Debate sobre a cultura do cancelamento na sociedade contemporânea

Enviada em 05/11/2020

Carlos Drummond de Andrade, em seu poema “No meio do caminho”, retrata o percusso de uma pedra presente em sua trajetória. Embora o contexto do poema do contista não tenha sido escrito sob viés social, percebe-se um alinhamento com realidade brasileira no que tange à cultura do cancelamento na contemporaneidade. No sentido de que, esse, é um notório problema social que persiste sem solução, à custa da falta de estrutura educacional e da sociedade inconsciente.

Deve-se pontuar, de início, a lacuna educacional presente no país, o que caracteriza como um complexo catalisador do problema. Segundo o educador e filósofo Paulo Freire, “se a educação sozinha não transforma a sociedade, sem ela tampouco a sociedade muda”. Sobre isso, o autor afirma que a educação é um pilar indispensável na base da formação social, uma vez que ela tem poder de solucionar embates como os conflitos de opiniões no meio digital que visam boicotar indivíduos com posturas reprováveis. Logo, as instituições pedagógicas têm papel primordial não somente no ensino de habilidades cognitivas, mas também na formação cidadã de cada indivíduo, sendo que o desrespeito a tal fato é um agravo à sociedade e aos princípios constitucionais.

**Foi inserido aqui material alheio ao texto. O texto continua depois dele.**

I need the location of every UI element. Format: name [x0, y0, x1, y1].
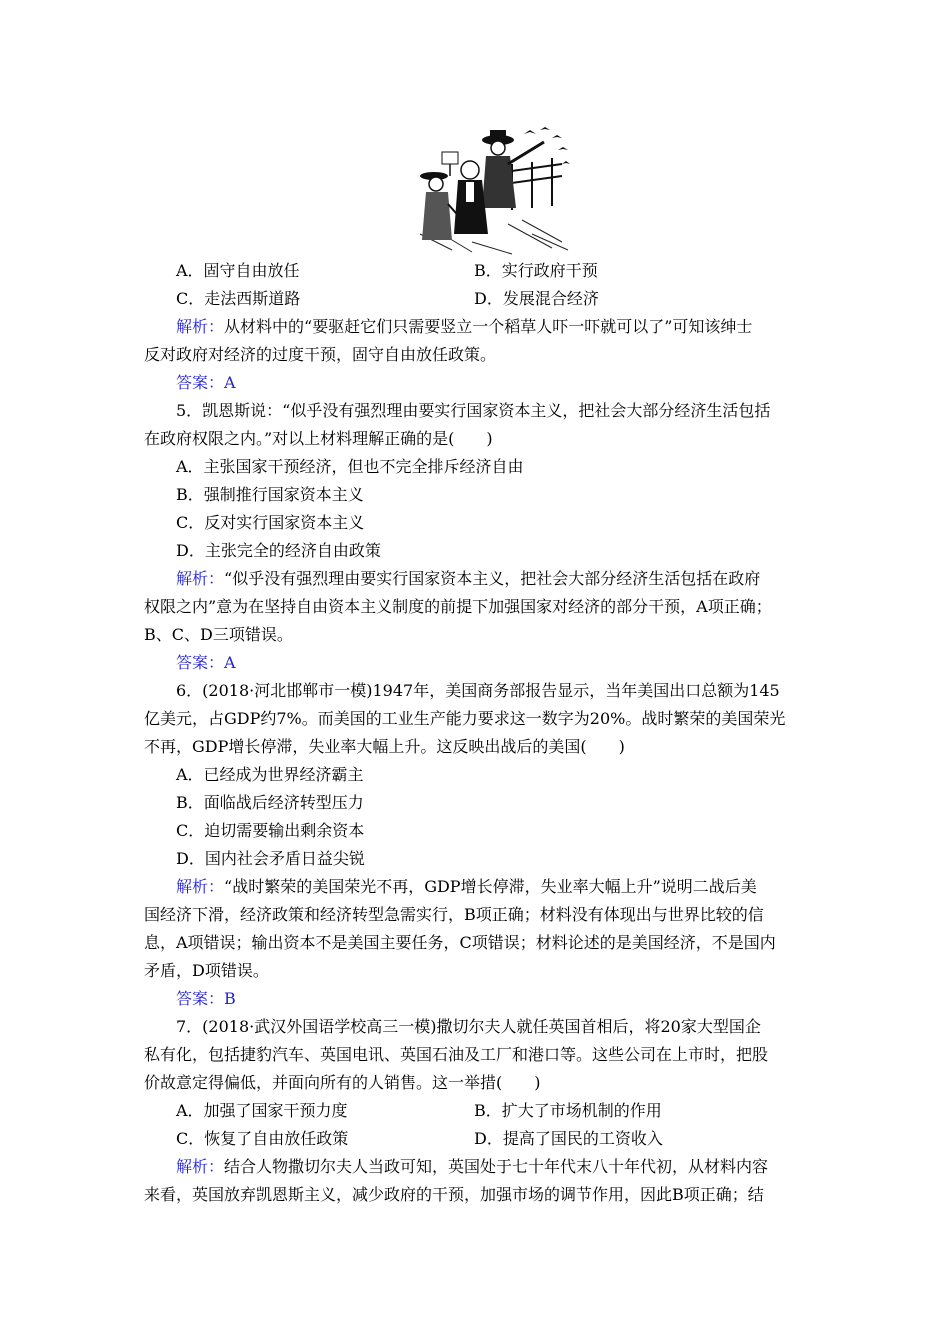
q7-option-c: C．恢复了自由放任政策	[176, 1129, 349, 1148]
q5-option-d: D．主张完全的经济自由政策	[176, 541, 381, 560]
q6-option-c: C．迫切需要输出剩余资本	[176, 821, 365, 840]
q6-answer: 答案：B	[176, 989, 236, 1008]
q7-option-a: A．加强了国家干预力度	[176, 1101, 348, 1120]
q5-option-a: A．主张国家干预经济，但也不完全排斥经济自由	[176, 457, 524, 476]
q6-stem-line-2: 亿美元，占GDP约7%。而美国的工业生产能力要求这一数字为20%。战时繁荣的美国荣光	[144, 709, 786, 728]
q4-option-a: A．固守自由放任	[176, 261, 300, 280]
q5-analysis-line-3: B、C、D三项错误。	[144, 625, 293, 644]
q7-option-b: B．扩大了市场机制的作用	[474, 1101, 662, 1120]
q4-analysis-line-1: 解析：从材料中的“要驱赶它们只需要竖立一个稻草人吓一吓就可以了”可知该绅士	[176, 317, 753, 336]
q5-answer: 答案：A	[176, 653, 236, 672]
q5-stem-line-1: 5．凯恩斯说：“似乎没有强烈理由要实行国家资本主义，把社会大部分经济生活包括	[176, 401, 771, 420]
q5-stem-line-2: 在政府权限之内。”对以上材料理解正确的是( )	[144, 429, 493, 448]
q7-stem-line-1: 7．(2018·武汉外国语学校高三一模)撒切尔夫人就任英国首相后，将20家大型国企	[176, 1017, 761, 1036]
q4-option-c: C．走法西斯道路	[176, 289, 301, 308]
q6-stem-line-1: 6．(2018·河北邯郸市一模)1947年，美国商务部报告显示，当年美国出口总额为145	[176, 681, 780, 700]
q6-analysis-line-3: 息，A项错误；输出资本不是美国主要任务，C项错误；材料论述的是美国经济，不是国内	[144, 933, 776, 952]
cartoon-illustration	[412, 124, 570, 256]
q4-option-b: B．实行政府干预	[474, 261, 598, 280]
q4-answer: 答案：A	[176, 373, 236, 392]
q6-stem-line-3: 不再，GDP增长停滞，失业率大幅上升。这反映出战后的美国( )	[144, 737, 625, 756]
q7-stem-line-2: 私有化，包括捷豹汽车、英国电讯、英国石油及工厂和港口等。这些公司在上市时，把股	[144, 1045, 769, 1064]
q7-analysis-line-2: 来看，英国放弃凯恩斯主义，减少政府的干预，加强市场的调节作用，因此B项正确；结	[144, 1185, 764, 1204]
q6-option-a: A．已经成为世界经济霸主	[176, 765, 364, 784]
q6-option-d: D．国内社会矛盾日益尖锐	[176, 849, 365, 868]
q6-option-b: B．面临战后经济转型压力	[176, 793, 364, 812]
q5-analysis-line-2: 权限之内”意为在坚持自由资本主义制度的前提下加强国家对经济的部分干预，A项正确；	[144, 597, 772, 616]
q6-analysis-line-4: 矛盾，D项错误。	[144, 961, 269, 980]
q6-analysis-label: 解析：	[176, 877, 225, 896]
q4-option-d: D．发展混合经济	[474, 289, 599, 308]
q7-option-d: D．提高了国民的工资收入	[474, 1129, 663, 1148]
q5-option-b: B．强制推行国家资本主义	[176, 485, 364, 504]
q6-analysis-line-1: 解析：“战时繁荣的美国荣光不再，GDP增长停滞，失业率大幅上升”说明二战后美	[176, 877, 757, 896]
q7-stem-line-3: 价故意定得偏低，并面向所有的人销售。这一举措( )	[144, 1073, 541, 1092]
q6-analysis-line-2: 国经济下滑，经济政策和经济转型急需实行，B项正确；材料没有体现出与世界比较的信	[144, 905, 764, 924]
q5-analysis-label: 解析：	[176, 569, 225, 588]
q4-analysis-label: 解析：	[176, 317, 225, 336]
q5-analysis-line-1: 解析：“似乎没有强烈理由要实行国家资本主义，把社会大部分经济生活包括在政府	[176, 569, 761, 588]
q7-analysis-label: 解析：	[176, 1157, 225, 1176]
q4-analysis-line-2: 反对政府对经济的过度干预，固守自由放任政策。	[144, 345, 497, 364]
q5-option-c: C．反对实行国家资本主义	[176, 513, 365, 532]
q7-analysis-line-1: 解析：结合人物撒切尔夫人当政可知，英国处于七十年代末八十年代初，从材料内容	[176, 1157, 769, 1176]
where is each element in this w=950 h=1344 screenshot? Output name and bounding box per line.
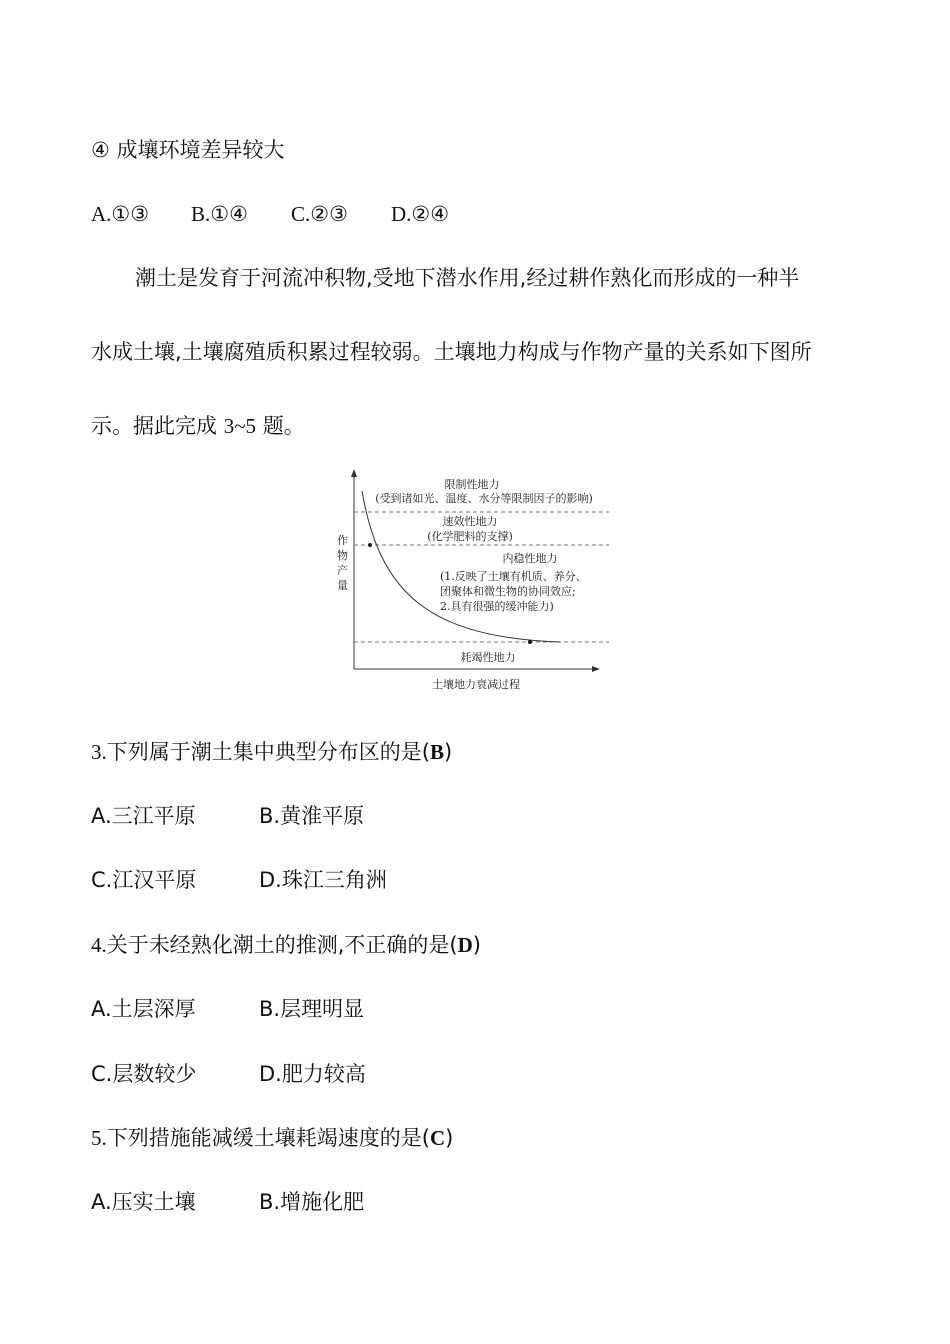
- q2-options: [91, 200, 449, 228]
- q2-option-c: C.②③: [291, 202, 348, 226]
- q4-answer: D: [457, 933, 473, 957]
- q3-answer: B: [429, 740, 444, 764]
- q5-option-a: A.压实土壤: [91, 1190, 196, 1214]
- q2-option-a: A.①③: [91, 202, 150, 226]
- y-label-char-3: 产: [337, 564, 348, 577]
- x-axis-arrow-icon: [592, 666, 600, 672]
- q3-options-row-2: [91, 866, 387, 894]
- curve-point-upper: [368, 543, 372, 547]
- q5-stem: 5.下列措施能减缓土壤耗竭速度的是(C): [91, 1126, 454, 1150]
- soil-fertility-figure: [330, 465, 620, 695]
- y-label-char-1: 作: [337, 534, 348, 547]
- zone-limiting-title: 限制性地力: [444, 478, 500, 491]
- figure-svg: [330, 465, 620, 695]
- zone-limiting-note: (受到诸如光、温度、水分等限制因子的影响): [375, 492, 593, 505]
- q3-options-row-1: [91, 802, 364, 830]
- yield-curve: [362, 491, 560, 642]
- q3-option-a: A.三江平原: [91, 804, 196, 828]
- q2-option-d: D.②④: [391, 202, 450, 226]
- q2-option-b: B.①④: [191, 202, 248, 226]
- x-axis-label: 土壤地力衰减过程: [432, 678, 520, 691]
- q4-option-b: B.层理明显: [259, 997, 365, 1021]
- q2-item4: ④ 成壤环境差异较大: [91, 138, 285, 162]
- zone-stable-note-2: 团聚体和微生物的协同效应;: [440, 585, 576, 598]
- zone-fast-acting-title: 速效性地力: [442, 515, 498, 528]
- q4-options-row-2: [91, 1060, 366, 1088]
- zone-stable-note-1: (1.反映了土壤有机质、养分、: [440, 570, 587, 583]
- passage-line-1: 潮土是发育于河流冲积物,受地下潜水作用,经过耕作熟化而形成的一种半: [135, 266, 800, 290]
- zone-stable-note-3: 2.具有很强的缓冲能力): [440, 600, 554, 613]
- q5-answer: C: [429, 1126, 446, 1150]
- q4-stem: 4.关于未经熟化潮土的推测,不正确的是(D): [91, 933, 481, 957]
- zone-fast-acting-note: (化学肥料的支撑): [427, 530, 513, 543]
- passage-line-2: 水成土壤,土壤腐殖质积累过程较弱。土壤地力构成与作物产量的关系如下图所: [91, 340, 812, 364]
- q4-option-c: C.层数较少: [91, 1062, 197, 1086]
- curve-point-lower: [528, 640, 532, 644]
- q5-option-b: B.增施化肥: [259, 1190, 365, 1214]
- q3-stem: 3.下列属于潮土集中典型分布区的是(B): [91, 740, 453, 764]
- passage-line-3: 示。据此完成 3~5 题。: [91, 414, 305, 438]
- q3-option-c: C.江汉平原: [91, 868, 197, 892]
- y-axis-arrow-icon: [351, 469, 357, 477]
- zone-exhausted-title: 耗竭性地力: [460, 651, 516, 664]
- y-label-char-4: 量: [337, 579, 348, 592]
- q3-option-d: D.珠江三角洲: [259, 868, 387, 892]
- q3-option-b: B.黄淮平原: [259, 804, 365, 828]
- q4-options-row-1: [91, 995, 364, 1023]
- q4-option-a: A.土层深厚: [91, 997, 196, 1021]
- y-label-char-2: 物: [337, 549, 348, 562]
- q5-options-row-1: [91, 1188, 364, 1216]
- zone-stable-title: 内稳性地力: [502, 552, 558, 565]
- q4-option-d: D.肥力较高: [259, 1062, 366, 1086]
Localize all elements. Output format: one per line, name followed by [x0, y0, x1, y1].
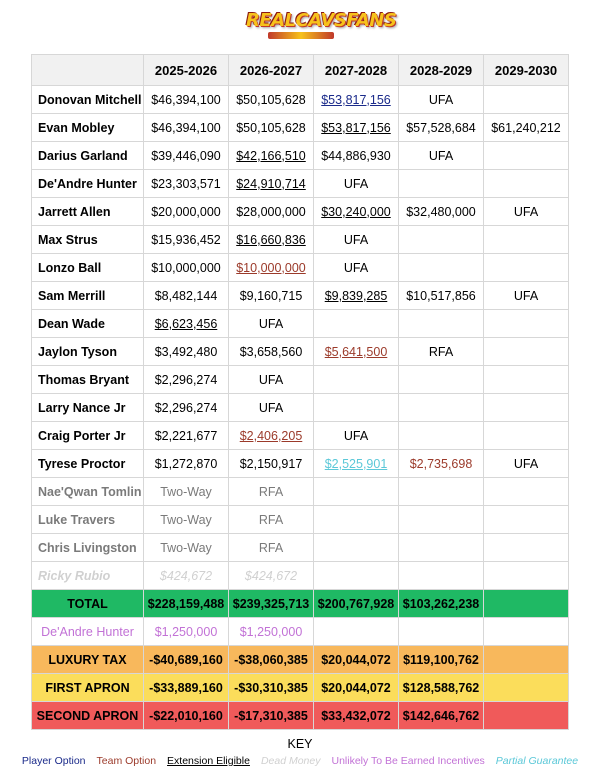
summary-value: -$38,060,385 [229, 646, 314, 674]
table-row [32, 506, 569, 534]
contract-cell [314, 114, 399, 142]
contract-cell [484, 282, 569, 310]
contract-value: $61,240,212 [491, 120, 561, 135]
header-season-4: 2028-2029 [399, 55, 484, 86]
contract-cell [229, 478, 314, 506]
contract-value: $23,303,571 [151, 176, 221, 191]
summary-label: SECOND APRON [32, 702, 144, 730]
contract-value: $53,817,156 [321, 92, 391, 107]
key-dead-money: Dead Money [260, 755, 321, 767]
header-corner [32, 55, 144, 86]
contract-value: $9,839,285 [324, 288, 388, 303]
summary-value: -$40,689,160 [144, 646, 229, 674]
contract-cell [229, 310, 314, 338]
contract-value: RFA [428, 344, 454, 359]
contract-value: $424,672 [159, 568, 213, 583]
table-row [32, 310, 569, 338]
contract-value: UFA [343, 428, 369, 443]
table-row [32, 394, 569, 422]
contract-cell [314, 254, 399, 282]
player-name: De'Andre Hunter [32, 170, 144, 198]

Ademais, a ausência de consciência social é também um fator relevante em relação à situação. Nessa lógica, o filósofo Karl Marx, teceu diversas opiniões em suas obras sobre a atuação governamental em relação à educação cidadã nas sociedades. Em se tratando do linchamento virtual que ocorre principalmente em redes sociais, é possível perceber que as críticas de Marx se fundamentam, já que o Estado brasileiro não promove a conscientização social sobre os malefícios de posicionar-se contra postura de algo e, por consequência, acabam afetando a saúde mental de indivíduos inocentes, ferindo, assim, a cidadania de inúmeros usuários pela internet.

Portanto, é evidente que o debate a cerca da cultura do cancelamento precisa ser amplamente comentado hodiernamente, bem como seus problemas precisam ser resolvidos. Dessa maneira, compete ao Ministério da Educação propor ao Congresso Nacional uma reforma escolar, por meio de um projeto educacional, que transforme a percepção e entendimento dos jovens sobre assuntos como os conflitos desnecessário no meio digital e seus perigos. Tal reforma deve conter uma mudança na grade curricular, englobando matérias de cunho social como, ética e política, por exemplo, para preparar o aluno não somente para a Universidade, mas também para vida em sociedade. À vista disso, espera-se que a educação seja mais estruturada, garantindo assim, todo preparo que o povo necessita.